When should I see data show up in a bandit?

You will see diagnostic data appear in near-real time in the logstream on your bandit.

Data on the models/results section will depend on your settings. We do not consider units enrolled until their attribution window has elapsed, so if you have a 24 hour attribution window it will take 24 hours for you to see your first units and model updates. Models are trained hourly, and there can be a few minutes of data delay, so there may be 1-2 hours of additional delay beyond that period.

Generally, this is not a super time-sensitive operation and accordingly does not have a strict SLA on Statsig's side. There may be delays due to data quality checks or other investigations to avoid bad model training data polluting your production environment.

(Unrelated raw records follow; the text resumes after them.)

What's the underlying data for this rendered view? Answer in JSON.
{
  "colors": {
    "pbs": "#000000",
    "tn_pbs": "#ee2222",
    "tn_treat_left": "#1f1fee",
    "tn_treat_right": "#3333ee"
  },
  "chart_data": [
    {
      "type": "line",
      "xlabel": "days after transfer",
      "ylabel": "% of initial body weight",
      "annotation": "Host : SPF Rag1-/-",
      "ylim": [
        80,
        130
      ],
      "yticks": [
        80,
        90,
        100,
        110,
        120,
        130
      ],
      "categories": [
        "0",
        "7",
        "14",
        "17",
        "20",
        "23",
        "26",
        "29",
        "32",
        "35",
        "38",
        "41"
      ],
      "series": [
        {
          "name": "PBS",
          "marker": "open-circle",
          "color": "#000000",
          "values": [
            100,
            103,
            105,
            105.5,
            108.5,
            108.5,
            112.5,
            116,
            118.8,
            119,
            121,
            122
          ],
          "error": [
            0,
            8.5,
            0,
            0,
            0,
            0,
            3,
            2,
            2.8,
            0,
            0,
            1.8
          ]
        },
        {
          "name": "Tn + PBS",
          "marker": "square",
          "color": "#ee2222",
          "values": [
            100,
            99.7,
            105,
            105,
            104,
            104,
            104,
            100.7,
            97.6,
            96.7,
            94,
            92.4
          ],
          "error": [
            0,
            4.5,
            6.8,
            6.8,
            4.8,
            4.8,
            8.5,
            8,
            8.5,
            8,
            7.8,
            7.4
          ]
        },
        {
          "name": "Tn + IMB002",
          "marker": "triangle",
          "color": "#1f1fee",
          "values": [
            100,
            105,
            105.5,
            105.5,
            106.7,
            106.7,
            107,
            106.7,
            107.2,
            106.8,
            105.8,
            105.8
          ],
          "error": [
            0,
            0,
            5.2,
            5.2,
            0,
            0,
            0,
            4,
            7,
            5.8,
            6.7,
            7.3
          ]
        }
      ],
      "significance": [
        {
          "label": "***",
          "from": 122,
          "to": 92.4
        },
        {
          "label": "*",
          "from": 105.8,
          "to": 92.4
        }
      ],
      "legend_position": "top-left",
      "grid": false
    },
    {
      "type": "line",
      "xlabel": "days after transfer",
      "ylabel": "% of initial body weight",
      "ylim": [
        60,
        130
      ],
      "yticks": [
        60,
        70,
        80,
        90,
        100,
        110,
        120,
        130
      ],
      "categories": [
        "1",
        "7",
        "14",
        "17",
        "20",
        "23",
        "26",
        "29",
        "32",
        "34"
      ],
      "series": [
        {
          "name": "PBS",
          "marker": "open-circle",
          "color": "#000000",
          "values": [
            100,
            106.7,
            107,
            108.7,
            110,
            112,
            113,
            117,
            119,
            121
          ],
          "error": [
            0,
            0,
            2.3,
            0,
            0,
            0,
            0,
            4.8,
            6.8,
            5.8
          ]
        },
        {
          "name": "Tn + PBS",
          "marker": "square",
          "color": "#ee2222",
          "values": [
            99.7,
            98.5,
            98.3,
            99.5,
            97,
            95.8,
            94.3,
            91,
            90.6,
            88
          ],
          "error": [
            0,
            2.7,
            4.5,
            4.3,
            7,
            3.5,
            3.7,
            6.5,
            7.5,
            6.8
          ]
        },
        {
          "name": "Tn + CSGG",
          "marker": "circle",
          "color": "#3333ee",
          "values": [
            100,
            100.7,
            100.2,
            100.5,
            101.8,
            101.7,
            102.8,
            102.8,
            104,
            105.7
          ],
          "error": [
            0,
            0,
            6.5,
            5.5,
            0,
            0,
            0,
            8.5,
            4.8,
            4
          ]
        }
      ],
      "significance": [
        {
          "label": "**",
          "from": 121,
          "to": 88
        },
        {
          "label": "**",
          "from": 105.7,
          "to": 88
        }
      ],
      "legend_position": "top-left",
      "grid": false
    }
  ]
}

What do I put into the Variant JSON?

The variants return this JSON as a config, just like dynamic configs or experiments. You can just put an identifier for the variant, or specify a set of attributes that will be accessed in code to avoid needing to write conditional statements to fetch the corresponding attributes.

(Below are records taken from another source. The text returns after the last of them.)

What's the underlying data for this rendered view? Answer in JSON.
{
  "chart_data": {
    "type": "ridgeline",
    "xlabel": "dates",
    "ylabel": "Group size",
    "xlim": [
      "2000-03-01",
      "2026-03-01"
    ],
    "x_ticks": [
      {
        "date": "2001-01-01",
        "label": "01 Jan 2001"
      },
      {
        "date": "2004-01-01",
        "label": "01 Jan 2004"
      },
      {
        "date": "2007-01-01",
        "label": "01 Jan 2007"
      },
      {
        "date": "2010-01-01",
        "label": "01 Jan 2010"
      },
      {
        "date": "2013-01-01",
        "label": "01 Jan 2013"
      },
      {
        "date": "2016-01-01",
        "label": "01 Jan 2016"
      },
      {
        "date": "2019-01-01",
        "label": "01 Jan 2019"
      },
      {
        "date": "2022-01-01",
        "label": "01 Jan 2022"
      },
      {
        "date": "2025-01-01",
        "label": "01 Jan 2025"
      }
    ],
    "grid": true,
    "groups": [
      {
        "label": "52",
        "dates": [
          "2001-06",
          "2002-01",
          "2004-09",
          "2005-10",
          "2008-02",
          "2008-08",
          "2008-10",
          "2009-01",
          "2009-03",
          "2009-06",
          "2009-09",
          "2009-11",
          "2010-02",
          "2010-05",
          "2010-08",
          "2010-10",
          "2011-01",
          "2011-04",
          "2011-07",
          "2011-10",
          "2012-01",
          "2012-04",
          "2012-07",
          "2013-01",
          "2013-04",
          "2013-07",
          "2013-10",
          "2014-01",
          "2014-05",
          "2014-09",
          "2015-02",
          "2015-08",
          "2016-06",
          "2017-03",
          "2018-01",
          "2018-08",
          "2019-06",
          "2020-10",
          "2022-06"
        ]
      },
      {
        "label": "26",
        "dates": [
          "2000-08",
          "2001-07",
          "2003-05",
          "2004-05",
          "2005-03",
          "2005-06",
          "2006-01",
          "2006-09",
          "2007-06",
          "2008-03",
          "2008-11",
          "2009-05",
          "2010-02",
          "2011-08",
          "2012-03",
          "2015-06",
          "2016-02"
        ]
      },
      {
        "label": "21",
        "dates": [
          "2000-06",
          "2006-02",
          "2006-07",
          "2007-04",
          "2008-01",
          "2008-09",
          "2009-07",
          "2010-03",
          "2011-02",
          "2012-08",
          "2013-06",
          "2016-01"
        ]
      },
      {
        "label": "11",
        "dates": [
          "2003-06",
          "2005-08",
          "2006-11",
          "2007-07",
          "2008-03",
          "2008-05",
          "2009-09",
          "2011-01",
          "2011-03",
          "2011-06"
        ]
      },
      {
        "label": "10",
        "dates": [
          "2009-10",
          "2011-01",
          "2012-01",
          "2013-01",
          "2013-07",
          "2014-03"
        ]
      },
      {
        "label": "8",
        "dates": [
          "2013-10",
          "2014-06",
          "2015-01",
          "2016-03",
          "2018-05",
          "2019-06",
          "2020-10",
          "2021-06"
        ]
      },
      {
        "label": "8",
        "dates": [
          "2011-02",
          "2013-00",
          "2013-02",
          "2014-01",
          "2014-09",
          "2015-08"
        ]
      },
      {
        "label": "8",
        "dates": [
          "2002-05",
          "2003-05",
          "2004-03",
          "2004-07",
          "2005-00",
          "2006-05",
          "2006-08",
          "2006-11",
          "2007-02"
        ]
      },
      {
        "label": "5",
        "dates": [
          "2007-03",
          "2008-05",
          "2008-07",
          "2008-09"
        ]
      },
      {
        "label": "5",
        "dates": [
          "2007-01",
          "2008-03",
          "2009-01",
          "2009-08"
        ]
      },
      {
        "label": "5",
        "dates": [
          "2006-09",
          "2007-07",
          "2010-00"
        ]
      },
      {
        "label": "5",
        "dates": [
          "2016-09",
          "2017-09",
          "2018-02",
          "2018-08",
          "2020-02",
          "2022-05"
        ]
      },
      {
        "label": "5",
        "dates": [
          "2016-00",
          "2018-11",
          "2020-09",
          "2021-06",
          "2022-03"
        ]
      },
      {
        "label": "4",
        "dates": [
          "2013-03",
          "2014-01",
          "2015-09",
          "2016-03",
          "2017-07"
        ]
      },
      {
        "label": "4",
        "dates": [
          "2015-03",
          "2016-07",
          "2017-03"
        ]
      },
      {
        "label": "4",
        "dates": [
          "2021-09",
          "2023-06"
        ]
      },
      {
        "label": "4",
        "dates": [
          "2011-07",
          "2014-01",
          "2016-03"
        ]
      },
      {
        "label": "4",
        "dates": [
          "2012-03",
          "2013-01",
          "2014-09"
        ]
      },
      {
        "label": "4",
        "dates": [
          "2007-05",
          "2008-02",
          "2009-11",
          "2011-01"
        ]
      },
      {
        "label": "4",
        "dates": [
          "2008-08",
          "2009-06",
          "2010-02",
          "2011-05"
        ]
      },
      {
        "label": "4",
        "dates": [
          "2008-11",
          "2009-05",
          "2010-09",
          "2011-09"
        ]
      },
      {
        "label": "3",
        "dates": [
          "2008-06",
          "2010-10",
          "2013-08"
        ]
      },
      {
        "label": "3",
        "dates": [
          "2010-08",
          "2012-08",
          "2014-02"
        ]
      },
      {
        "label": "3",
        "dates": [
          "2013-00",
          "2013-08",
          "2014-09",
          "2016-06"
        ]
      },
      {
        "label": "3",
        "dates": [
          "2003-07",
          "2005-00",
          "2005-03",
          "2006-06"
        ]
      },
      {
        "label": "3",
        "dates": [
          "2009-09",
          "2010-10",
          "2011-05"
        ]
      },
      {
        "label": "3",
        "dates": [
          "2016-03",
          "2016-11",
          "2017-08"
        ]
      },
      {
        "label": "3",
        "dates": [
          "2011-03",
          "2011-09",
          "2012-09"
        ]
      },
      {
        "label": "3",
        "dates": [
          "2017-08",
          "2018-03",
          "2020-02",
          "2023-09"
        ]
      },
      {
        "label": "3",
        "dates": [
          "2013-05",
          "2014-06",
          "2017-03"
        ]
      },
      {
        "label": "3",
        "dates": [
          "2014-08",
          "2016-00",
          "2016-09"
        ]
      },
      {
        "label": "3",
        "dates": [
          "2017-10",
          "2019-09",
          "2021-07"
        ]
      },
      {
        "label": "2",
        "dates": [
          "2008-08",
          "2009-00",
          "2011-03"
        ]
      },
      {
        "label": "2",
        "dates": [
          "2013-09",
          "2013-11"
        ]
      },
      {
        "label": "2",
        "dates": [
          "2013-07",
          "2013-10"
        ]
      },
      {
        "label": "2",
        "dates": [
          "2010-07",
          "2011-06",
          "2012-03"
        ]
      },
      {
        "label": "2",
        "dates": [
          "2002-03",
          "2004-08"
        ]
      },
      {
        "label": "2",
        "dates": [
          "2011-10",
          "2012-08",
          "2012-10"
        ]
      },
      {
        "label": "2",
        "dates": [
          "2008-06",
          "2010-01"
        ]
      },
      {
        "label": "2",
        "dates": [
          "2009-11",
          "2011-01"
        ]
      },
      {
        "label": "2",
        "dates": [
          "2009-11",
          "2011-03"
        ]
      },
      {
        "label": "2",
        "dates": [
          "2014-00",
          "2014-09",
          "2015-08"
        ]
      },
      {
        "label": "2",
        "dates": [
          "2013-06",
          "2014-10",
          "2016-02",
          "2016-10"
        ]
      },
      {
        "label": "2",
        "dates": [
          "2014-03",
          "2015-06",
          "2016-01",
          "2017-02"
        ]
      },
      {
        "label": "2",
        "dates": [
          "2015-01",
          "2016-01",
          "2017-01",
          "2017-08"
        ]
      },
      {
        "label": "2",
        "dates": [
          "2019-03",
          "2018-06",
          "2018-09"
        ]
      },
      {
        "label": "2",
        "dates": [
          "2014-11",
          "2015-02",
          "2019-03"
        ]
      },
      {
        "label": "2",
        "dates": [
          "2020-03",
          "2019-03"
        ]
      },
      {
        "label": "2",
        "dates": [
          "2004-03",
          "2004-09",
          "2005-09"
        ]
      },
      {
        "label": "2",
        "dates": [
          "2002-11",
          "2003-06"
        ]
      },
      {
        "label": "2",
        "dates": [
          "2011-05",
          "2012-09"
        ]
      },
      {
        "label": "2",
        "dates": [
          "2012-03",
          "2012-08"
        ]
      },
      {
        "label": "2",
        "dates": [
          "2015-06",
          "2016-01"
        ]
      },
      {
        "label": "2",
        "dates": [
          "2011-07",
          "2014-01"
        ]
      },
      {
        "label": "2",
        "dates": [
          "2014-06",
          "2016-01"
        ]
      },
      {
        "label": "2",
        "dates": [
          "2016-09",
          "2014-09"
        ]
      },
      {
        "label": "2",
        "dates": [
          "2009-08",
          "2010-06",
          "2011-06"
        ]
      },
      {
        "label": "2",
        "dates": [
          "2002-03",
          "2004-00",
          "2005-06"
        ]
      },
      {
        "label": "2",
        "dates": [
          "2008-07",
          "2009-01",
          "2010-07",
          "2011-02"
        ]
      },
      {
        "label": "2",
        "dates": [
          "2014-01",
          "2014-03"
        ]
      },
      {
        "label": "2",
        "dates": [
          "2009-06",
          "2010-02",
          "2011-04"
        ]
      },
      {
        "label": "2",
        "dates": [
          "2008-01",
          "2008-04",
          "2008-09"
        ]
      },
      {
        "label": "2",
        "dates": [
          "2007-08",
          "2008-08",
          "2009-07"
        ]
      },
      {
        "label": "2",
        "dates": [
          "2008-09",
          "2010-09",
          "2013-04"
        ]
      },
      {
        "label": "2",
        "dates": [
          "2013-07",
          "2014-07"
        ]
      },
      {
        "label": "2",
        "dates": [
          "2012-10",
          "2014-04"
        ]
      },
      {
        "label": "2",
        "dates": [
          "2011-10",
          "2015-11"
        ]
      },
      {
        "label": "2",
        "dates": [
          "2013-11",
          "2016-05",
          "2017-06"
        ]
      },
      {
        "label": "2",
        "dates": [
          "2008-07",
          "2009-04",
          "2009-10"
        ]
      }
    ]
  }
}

Why use a linked experiment?

Bandits optimize for a single target metric or event. This doesn't give a super-rich analysis of how the bandit is impacting your users on its own. Wrapping a bandit in an experiment where the control group gets a default experience and the variant group gets served an experience by the bandit gives you the ability to get deeper insights on how it is impacting your end users. This step is highly recommended!

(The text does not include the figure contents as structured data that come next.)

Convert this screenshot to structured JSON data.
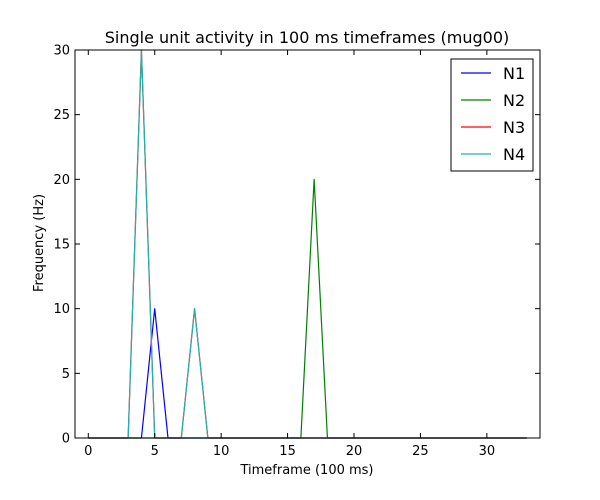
{
  "chart_data": {
    "type": "line",
    "title": "Single unit activity in 100 ms timeframes (mug00)",
    "xlabel": "Timeframe (100 ms)",
    "ylabel": "Frequency (Hz)",
    "xlim": [
      -1,
      34
    ],
    "ylim": [
      0,
      30
    ],
    "xticks": [
      0,
      5,
      10,
      15,
      20,
      25,
      30
    ],
    "yticks": [
      0,
      5,
      10,
      15,
      20,
      25,
      30
    ],
    "grid": false,
    "legend_position": "top-right",
    "x": [
      0,
      1,
      2,
      3,
      4,
      5,
      6,
      7,
      8,
      9,
      10,
      11,
      12,
      13,
      14,
      15,
      16,
      17,
      18,
      19,
      20,
      21,
      22,
      23,
      24,
      25,
      26,
      27,
      28,
      29,
      30,
      31,
      32,
      33
    ],
    "series": [
      {
        "name": "N1",
        "color": "#0000ff",
        "values": [
          0,
          0,
          0,
          0,
          0,
          10,
          0,
          0,
          0,
          0,
          0,
          0,
          0,
          0,
          0,
          0,
          0,
          0,
          0,
          0,
          0,
          0,
          0,
          0,
          0,
          0,
          0,
          0,
          0,
          0,
          0,
          0,
          0,
          0
        ]
      },
      {
        "name": "N2",
        "color": "#008000",
        "values": [
          0,
          0,
          0,
          0,
          0,
          0,
          0,
          0,
          0,
          0,
          0,
          0,
          0,
          0,
          0,
          0,
          0,
          20,
          0,
          0,
          0,
          0,
          0,
          0,
          0,
          0,
          0,
          0,
          0,
          0,
          0,
          0,
          0,
          0
        ]
      },
      {
        "name": "N3",
        "color": "#ff0000",
        "values": [
          0,
          0,
          0,
          0,
          30,
          0,
          0,
          0,
          10,
          0,
          0,
          0,
          0,
          0,
          0,
          0,
          0,
          0,
          0,
          0,
          0,
          0,
          0,
          0,
          0,
          0,
          0,
          0,
          0,
          0,
          0,
          0,
          0,
          0
        ]
      },
      {
        "name": "N4",
        "color": "#20b2aa",
        "values": [
          0,
          0,
          0,
          0,
          30,
          0,
          0,
          0,
          10,
          0,
          0,
          0,
          0,
          0,
          0,
          0,
          0,
          0,
          0,
          0,
          0,
          0,
          0,
          0,
          0,
          0,
          0,
          0,
          0,
          0,
          0,
          0,
          0,
          0
        ]
      }
    ]
  }
}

Where is my Autotune data available?

Autotune data is downloaded hourly into the statsig_first_exposures metric source. Click into the history modal on the autotune itself to see the SQL and tables generated for an individual autotune.

Why was a "losing" variant chosen?

Autotune makes the assumption that a metric is consistent across time; in other words, if a metric has strong seasonality (e.g. a metric which tanks on the weekends) it is not a good candidate for usage in an Autotune experiment. With seasonality, this case is possible:

  • One variant which consistently performs worse than other variants gets less and less traffic, until it has essentially zero traffic
  • Other variants, which are still receiving traffic, see their metric tank when the season effects kick in
  • The variant with zero traffic doesn't see that metric tank (because no traffic is being allocated to it), which causes it to be chosen as the winning variant

This may sometimes cause a "losing" variant to be chosen as the winner.